International Saving Comparisons

Following up on yesterday’s post about the capital flow puzzle, I thought I’d examine savings and consumption patterns more closely, since differences in savings behavior are (as I argued) the crucial determinants of the odd pattern that we currently see wherein poor countries are lending vast sums of money to the wealthy United States. The table below presents a snapshot of the tremendous disparities in savings and consumption behavior between developing Asian economies and the US. All data is for 2003 unless otherwise noted.


Notes: Japan gross savings data for 2002; China household savings data from 2000.
Sources: Gross savings rates from OECD and ADB; household saving rates from OECD and sundry national statistics agencies; consumption and CA balances from IMF.

Rates of gross national saving – which include saving by households, firms, and the government – are double or triple the US rate in most of the countries in the table. Generally, much of the difference is accounted for by higher rates of savings by households. (Note that it is surprisingly difficult to come by household savings data for developing countries; I’d appreciate any data tips to help fill in my table.)
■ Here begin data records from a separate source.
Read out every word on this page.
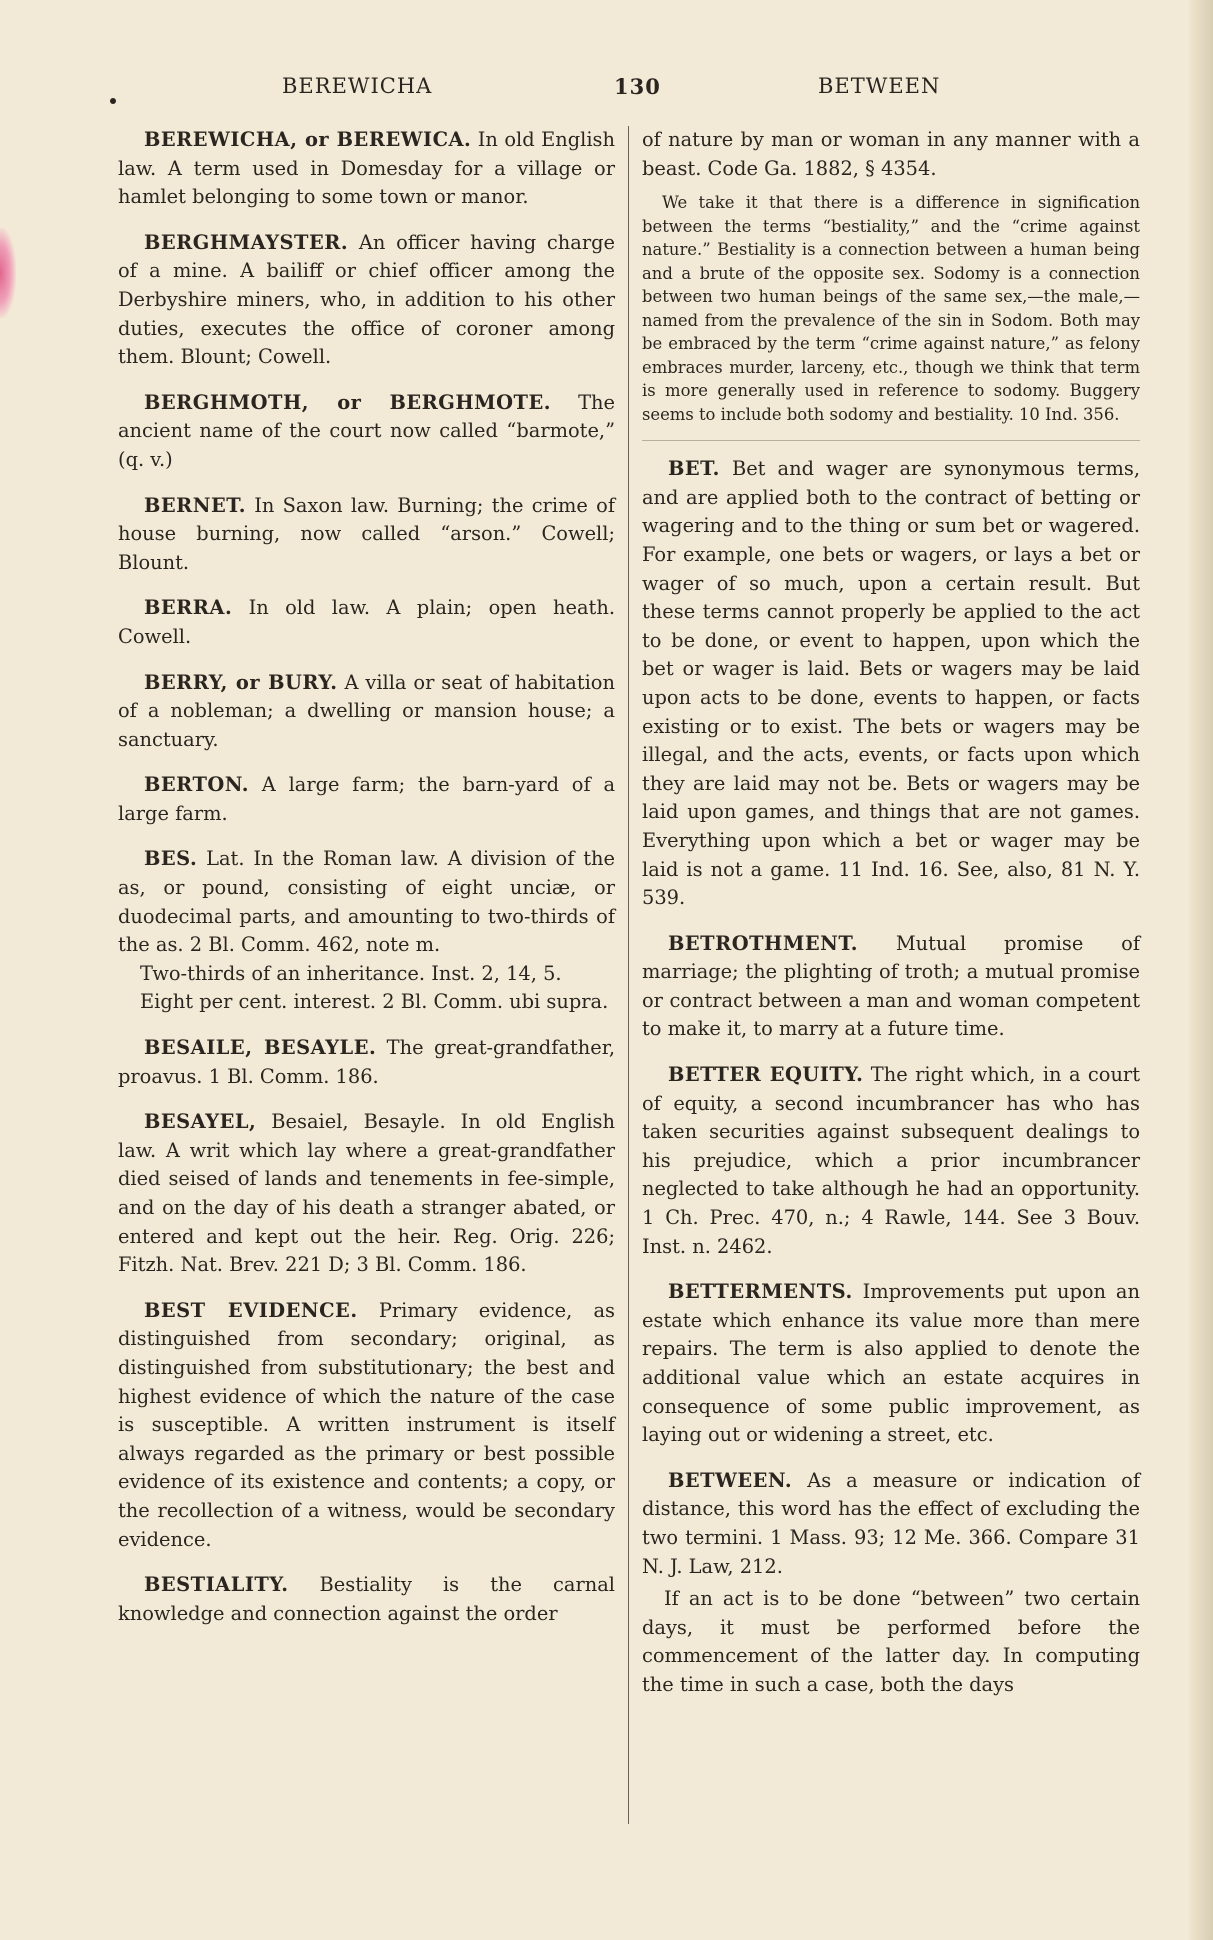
BEREWICHA	130	BETWEEN

BEREWICHA, or BEREWICA. In old English law. A term used in Domesday for a village or hamlet belonging to some town or manor.

BERGHMAYSTER. An officer having charge of a mine. A bailiff or chief officer among the Derbyshire miners, who, in addition to his other duties, executes the office of coroner among them. Blount; Cowell.

BERGHMOTH, or BERGHMOTE. The ancient name of the court now called “barmote,” (q. v.)

BERNET. In Saxon law. Burning; the crime of house burning, now called “arson.” Cowell; Blount.

BERRA. In old law. A plain; open heath. Cowell.

BERRY, or BURY. A villa or seat of habitation of a nobleman; a dwelling or mansion house; a sanctuary.

BERTON. A large farm; the barn-yard of a large farm.

BES. Lat. In the Roman law. A division of the as, or pound, consisting of eight unciæ, or duodecimal parts, and amounting to two-thirds of the as. 2 Bl. Comm. 462, note m.

Two-thirds of an inheritance. Inst. 2, 14, 5.

Eight per cent. interest. 2 Bl. Comm. ubi supra.

BESAILE, BESAYLE. The great-grandfather, proavus. 1 Bl. Comm. 186.

BESAYEL, Besaiel, Besayle. In old English law. A writ which lay where a great-grandfather died seised of lands and tenements in fee-simple, and on the day of his death a stranger abated, or entered and kept out the heir. Reg. Orig. 226; Fitzh. Nat. Brev. 221 D; 3 Bl. Comm. 186.

BEST EVIDENCE. Primary evidence, as distinguished from secondary; original, as distinguished from substitutionary; the best and highest evidence of which the nature of the case is susceptible. A written instrument is itself always regarded as the primary or best possible evidence of its existence and contents; a copy, or the recollection of a witness, would be secondary evidence.

BESTIALITY. Bestiality is the carnal knowledge and connection against the order

of nature by man or woman in any manner with a beast. Code Ga. 1882, § 4354.

We take it that there is a difference in signification between the terms “bestiality,” and the “crime against nature.” Bestiality is a connection between a human being and a brute of the opposite sex. Sodomy is a connection between two human beings of the same sex,—the male,—named from the prevalence of the sin in Sodom. Both may be embraced by the term “crime against nature,” as felony embraces murder, larceny, etc., though we think that term is more generally used in reference to sodomy. Buggery seems to include both sodomy and bestiality. 10 Ind. 356.

BET. Bet and wager are synonymous terms, and are applied both to the contract of betting or wagering and to the thing or sum bet or wagered. For example, one bets or wagers, or lays a bet or wager of so much, upon a certain result. But these terms cannot properly be applied to the act to be done, or event to happen, upon which the bet or wager is laid. Bets or wagers may be laid upon acts to be done, events to happen, or facts existing or to exist. The bets or wagers may be illegal, and the acts, events, or facts upon which they are laid may not be. Bets or wagers may be laid upon games, and things that are not games. Everything upon which a bet or wager may be laid is not a game. 11 Ind. 16. See, also, 81 N. Y. 539.

BETROTHMENT. Mutual promise of marriage; the plighting of troth; a mutual promise or contract between a man and woman competent to make it, to marry at a future time.

BETTER EQUITY. The right which, in a court of equity, a second incumbrancer has who has taken securities against subsequent dealings to his prejudice, which a prior incumbrancer neglected to take although he had an opportunity. 1 Ch. Prec. 470, n.; 4 Rawle, 144. See 3 Bouv. Inst. n. 2462.

BETTERMENTS. Improvements put upon an estate which enhance its value more than mere repairs. The term is also applied to denote the additional value which an estate acquires in consequence of some public improvement, as laying out or widening a street, etc.

BETWEEN. As a measure or indication of distance, this word has the effect of excluding the two termini. 1 Mass. 93; 12 Me. 366. Compare 31 N. J. Law, 212.

If an act is to be done “between” two certain days, it must be performed before the commencement of the latter day. In computing the time in such a case, both the days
Another way of looking at the same thing is to examine how much consumption spending each country does. Unsurprisingly, the US leads the pack when it comes to consuming; by contrast, several Asian countries have extremely low rates of consumption spending. As I mentioned in yesterday’s post, the problem in Asia is too little consumption, if anything.

The last column in the table shows the effect of these divergent savings and consumption patterns: net international borrowing or lending, or the current account balance. Nearly every country in the world right now is a net lender, with almost all of those funds going to the US.

What explains these dramatic differences in savings and consumption patterns? It turns out that there’s no consensus on a single answer. Numerous possibilities have been examined in the literature to explain different savings rates across countries (see this World Bank paper for an example of a fairly thorough overview), including income levels and growth rates, financial sector development, credit constraints, fiscal policy, and pension institutions. Needless to say, different explanations seem to work for different countries at different times, and savings differences are usually due to a combination of several factors.

But my favorite theory, at least in this case, is that the high rate of saving in many Asian economies is primarily due to the inertia of consumption spending.

It is an increasingly well-established empirical fact that consumption displays a great deal of inertia – people’s consumption habits only change slowly, even when their income rises or falls dramatically. If a country is experiencing rapid economic growth, this could well explain why savings rates are high in those countries: households’ consumption has not yet caught up to their increased income, so they save the difference. Of course, to some degree the causation may run the other way (i.e. higher savings may lead to faster growth), but the evidence seems to suggest that the primary direction of causation is from higher growth to higher savings.

This helps to explain why some of the fastest growing economies like China have some of the highest savings rates. It might also help to explain why Japan, which has experienced a dramatic slowdown in growth over the past 10 years, has also experienced a dramatic fall in its household savings rate over the same period of time, from about 15% in 1990 to about 7% today.

At any rate, the upshot is that the US will continue to borrow from the rest of the world until it starts to save more, or households around the world start to consume more of their income. So the real question then becomes this: what will make either of those things happen?